PIERRE — The South Dakota Constitution limits legislators to no more than four consecutive elections to the same chamber. Terms limit produce turnover, and the downside showed itself Tuesday in the state House of Representatives.

House members voted 44-24 to repeal a law that called for the state Department of Education to open a charter high school for American Indian students if federal funding became available.

The measure passed in 2010 during the final months when Mike Rounds was governor. But no one in the House seemed to remember Tuesday, as they argued about rejecting a never-used law.

HB 1165 now heads to the Senate for further action.

"The intent of this bill is to repeal the entire statute," Rep. Bob Glanzer, R-Huron, said. He is prime sponsor.

"The big word in this particular act is 'if,' " Glanzer said.

The federal economic-stimulus program provided grants for schools in other states, but South Dakota wasn't one, and the federal start-up funding isn't there any longer, he said.

Rep. Shawn Bordeaux, D-Mission, opposed the repeal.

"I don't see a reason why we remove this," he said.
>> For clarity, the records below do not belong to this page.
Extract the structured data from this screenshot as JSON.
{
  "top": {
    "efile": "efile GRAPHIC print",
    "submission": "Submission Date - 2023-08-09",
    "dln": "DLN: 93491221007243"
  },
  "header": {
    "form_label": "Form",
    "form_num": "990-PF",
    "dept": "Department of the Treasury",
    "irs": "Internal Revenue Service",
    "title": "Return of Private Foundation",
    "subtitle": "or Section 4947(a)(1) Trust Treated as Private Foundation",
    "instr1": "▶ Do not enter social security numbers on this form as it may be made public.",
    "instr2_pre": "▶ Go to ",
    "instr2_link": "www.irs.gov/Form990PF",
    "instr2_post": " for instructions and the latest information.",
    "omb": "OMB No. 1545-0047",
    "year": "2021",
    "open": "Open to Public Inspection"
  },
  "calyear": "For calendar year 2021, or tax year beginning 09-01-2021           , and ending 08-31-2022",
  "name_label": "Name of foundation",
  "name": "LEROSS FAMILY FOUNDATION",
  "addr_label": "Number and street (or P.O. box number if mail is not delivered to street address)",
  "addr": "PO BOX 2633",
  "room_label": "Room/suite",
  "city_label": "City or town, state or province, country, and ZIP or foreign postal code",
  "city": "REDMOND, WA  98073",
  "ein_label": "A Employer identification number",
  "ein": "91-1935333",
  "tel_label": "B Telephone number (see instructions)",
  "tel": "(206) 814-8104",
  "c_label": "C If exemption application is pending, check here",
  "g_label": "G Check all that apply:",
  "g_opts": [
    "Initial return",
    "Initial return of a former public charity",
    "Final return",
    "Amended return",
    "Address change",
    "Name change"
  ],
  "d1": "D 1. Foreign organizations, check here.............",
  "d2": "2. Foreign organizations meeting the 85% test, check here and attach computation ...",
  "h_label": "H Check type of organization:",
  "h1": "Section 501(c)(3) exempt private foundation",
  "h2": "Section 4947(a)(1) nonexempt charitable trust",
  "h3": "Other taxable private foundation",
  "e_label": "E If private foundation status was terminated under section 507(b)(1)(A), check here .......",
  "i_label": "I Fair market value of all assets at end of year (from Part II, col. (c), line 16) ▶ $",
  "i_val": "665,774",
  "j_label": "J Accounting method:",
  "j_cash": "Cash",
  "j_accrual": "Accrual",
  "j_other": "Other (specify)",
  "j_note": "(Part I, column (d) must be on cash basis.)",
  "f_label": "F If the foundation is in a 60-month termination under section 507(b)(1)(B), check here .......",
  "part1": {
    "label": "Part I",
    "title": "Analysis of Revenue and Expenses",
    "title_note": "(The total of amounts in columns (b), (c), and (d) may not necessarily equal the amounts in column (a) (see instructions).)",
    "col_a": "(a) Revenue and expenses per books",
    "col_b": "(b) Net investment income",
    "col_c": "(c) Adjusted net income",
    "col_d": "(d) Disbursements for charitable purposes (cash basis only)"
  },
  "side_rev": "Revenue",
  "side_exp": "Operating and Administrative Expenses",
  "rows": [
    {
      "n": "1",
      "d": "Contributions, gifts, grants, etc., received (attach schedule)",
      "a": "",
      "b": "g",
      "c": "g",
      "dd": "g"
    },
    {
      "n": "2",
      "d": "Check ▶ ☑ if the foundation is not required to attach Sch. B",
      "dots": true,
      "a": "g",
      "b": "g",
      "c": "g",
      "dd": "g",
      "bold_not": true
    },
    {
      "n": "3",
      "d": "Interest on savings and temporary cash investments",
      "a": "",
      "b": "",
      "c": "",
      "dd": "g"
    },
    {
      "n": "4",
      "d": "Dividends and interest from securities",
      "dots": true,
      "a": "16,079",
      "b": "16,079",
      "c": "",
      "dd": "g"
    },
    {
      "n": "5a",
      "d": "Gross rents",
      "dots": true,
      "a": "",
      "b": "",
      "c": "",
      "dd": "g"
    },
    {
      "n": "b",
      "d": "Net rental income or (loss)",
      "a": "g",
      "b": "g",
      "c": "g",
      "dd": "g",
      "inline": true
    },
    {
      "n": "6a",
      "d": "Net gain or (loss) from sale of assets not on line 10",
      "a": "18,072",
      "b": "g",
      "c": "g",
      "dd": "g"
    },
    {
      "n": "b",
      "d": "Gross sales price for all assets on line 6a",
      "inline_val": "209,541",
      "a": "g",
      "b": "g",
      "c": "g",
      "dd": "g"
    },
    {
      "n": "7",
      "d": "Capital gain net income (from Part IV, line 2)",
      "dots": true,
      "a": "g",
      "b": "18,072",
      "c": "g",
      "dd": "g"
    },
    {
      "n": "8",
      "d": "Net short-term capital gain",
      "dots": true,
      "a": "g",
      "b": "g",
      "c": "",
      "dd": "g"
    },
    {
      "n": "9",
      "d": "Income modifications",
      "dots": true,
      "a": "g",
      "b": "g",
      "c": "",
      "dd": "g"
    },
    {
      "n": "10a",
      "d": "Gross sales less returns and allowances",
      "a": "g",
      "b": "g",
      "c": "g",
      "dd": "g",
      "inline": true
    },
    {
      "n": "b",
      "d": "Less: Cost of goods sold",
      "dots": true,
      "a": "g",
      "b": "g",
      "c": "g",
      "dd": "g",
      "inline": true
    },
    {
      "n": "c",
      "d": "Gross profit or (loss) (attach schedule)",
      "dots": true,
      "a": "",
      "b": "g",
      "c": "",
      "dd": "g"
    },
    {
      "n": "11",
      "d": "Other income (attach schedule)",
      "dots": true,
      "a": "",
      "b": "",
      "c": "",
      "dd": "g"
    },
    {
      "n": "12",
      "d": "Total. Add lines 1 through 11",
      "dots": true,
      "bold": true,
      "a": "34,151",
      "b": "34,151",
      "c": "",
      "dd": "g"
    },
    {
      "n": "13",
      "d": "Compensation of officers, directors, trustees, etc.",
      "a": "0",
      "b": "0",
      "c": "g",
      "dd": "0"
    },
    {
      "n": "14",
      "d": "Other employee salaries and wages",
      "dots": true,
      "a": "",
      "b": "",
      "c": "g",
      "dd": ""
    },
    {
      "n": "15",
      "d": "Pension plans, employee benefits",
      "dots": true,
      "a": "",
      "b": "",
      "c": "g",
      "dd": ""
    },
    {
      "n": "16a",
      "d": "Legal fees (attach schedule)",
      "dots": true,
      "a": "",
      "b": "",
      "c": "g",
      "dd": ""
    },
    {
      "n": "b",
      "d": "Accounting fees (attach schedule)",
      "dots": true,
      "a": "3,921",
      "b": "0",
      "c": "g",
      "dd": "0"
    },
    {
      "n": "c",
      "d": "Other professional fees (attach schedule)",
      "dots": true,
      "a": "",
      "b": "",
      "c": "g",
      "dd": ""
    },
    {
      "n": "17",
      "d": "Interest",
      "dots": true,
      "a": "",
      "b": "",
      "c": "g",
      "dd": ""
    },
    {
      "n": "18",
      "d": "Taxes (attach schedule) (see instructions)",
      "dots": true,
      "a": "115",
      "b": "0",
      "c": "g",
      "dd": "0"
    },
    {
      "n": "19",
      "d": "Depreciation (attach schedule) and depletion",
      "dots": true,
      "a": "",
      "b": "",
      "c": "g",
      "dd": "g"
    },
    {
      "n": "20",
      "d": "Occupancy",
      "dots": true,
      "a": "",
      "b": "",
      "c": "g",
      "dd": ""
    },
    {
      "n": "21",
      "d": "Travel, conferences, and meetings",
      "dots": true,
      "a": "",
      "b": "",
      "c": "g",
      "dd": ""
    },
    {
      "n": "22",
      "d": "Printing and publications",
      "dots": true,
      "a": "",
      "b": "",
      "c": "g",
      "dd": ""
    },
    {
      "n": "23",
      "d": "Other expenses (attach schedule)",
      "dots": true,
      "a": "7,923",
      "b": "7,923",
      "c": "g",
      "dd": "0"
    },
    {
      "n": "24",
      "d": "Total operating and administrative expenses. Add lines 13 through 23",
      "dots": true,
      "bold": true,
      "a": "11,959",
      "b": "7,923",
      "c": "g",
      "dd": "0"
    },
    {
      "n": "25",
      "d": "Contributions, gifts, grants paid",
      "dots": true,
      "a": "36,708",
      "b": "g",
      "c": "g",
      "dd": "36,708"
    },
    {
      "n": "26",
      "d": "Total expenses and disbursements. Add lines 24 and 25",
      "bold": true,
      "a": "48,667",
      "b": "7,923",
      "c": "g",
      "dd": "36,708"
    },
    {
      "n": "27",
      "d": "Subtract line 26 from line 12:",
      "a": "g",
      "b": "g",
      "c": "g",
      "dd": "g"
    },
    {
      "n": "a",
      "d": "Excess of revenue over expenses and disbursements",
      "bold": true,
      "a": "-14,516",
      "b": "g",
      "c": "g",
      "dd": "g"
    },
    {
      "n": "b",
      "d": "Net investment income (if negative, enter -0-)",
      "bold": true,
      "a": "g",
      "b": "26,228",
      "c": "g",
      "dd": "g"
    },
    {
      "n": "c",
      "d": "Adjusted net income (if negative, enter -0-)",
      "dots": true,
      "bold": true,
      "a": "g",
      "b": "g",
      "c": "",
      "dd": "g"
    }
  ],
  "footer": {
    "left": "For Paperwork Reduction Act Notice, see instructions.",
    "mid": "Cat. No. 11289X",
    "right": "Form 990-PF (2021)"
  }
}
Bordeaux, a member of the Rosebud Sioux Tribe, suggested state government and tribal governments could team up to pursue more federal aid for American Indian people in South Dakota.

"If there was monies, we could work together and go after that grant money," Bordeaux said.

Bordeaux asked on Monday for the bill to be put on the debate schedule for Tuesday. The House Education Committee had placed it on the House consent schedule for Monday.

Rep. Elizabeth May, R-Kyle, said she checked on the federal law and it's no longer valid. Glanzer confirmed that: "There is no longer funds in this account."

May said she made "a couple phone calls" and the law appears "null and void."

"That's my understanding," she said.

Glanzer, given the chance to make a final argument, noted the committee's unanimous endorsement and the subsequent motion to put the repeal on the consent list.

"I think that's enough justification," Glanzer said.